= Arvo Krikmann =

Estonian folklorist, academician

Arvo Krikmann (21 July 1939 – 27 February 2017) was an Estonian academician, folklorist, linguist, paremiologist, and humour researcher. He may be best known as a proverb scholar, “one of the leading paremiologists in the world.”

Krikman was born in Pudivere, Lääne-Viru County. He graduated from Tartu University’s Department of Estonian Philology in 1962. He stayed on there till 1969 as a researcher at the Literary Museum in Tartu. From 1970-1972, he did postgraduate studies there, then went on to work as a researcher at the Institute of Language and Literature, then the Institute of Estonian Language, and finally at the Estonian Literary Museum. He was part of the Tartu Paremiology Group, a group of scholar that did major work on not only Estonian proverbs, but cooperated on comparative work with other proverb scholars in the Balto-Finnic area, led by Matti Kuusi. He also worked with Matti Kuusi on the ‘’Proverbia Septentrionalia. 900 Balto-Finnic proverb types with Russian, Baltic, German, and Scandinavian Parallels’’ (1985). Also, he and Ingrid Sarv assembled the five-volume Estonian proverb collection ‘‘Eesti vanasõnad’’ (1980-1988).

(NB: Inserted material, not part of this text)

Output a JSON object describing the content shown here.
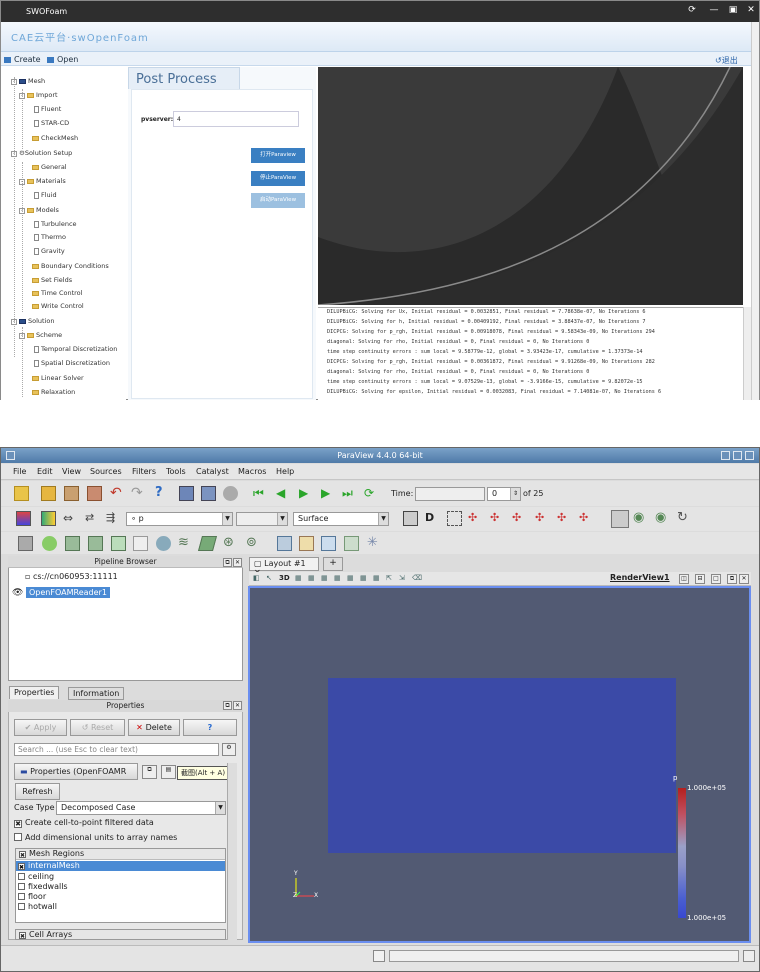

Krikmann has published many dozen items on proverb study. Since his native Estonia was under Soviet domination for much of his academic life, Krikmann’s access to proverb publications and outside scholars from outside of the Soviet shadow was limited.

Academically, he was named “professor extraordinary” at Tartu University in 1992, then in 1997 was named to the Estonian Academy of Sciences. He was awarded the Order of the White Star, 3rd degree. In 2004, he was the winner of the Baltic Assembly Prize for Science. He has also been named to multiple boards and committees. Krikmann was honored by the 2014 volume of Proverbium dedicated to him as a Festschrift. He was honored by a symposium held in his honor in 2014. It was titled “Scala naturae:
Symposium in honour of Arvo Krikmann’s 75th birthday” and was held at the Estonian Academy of Sciences in Tallinn.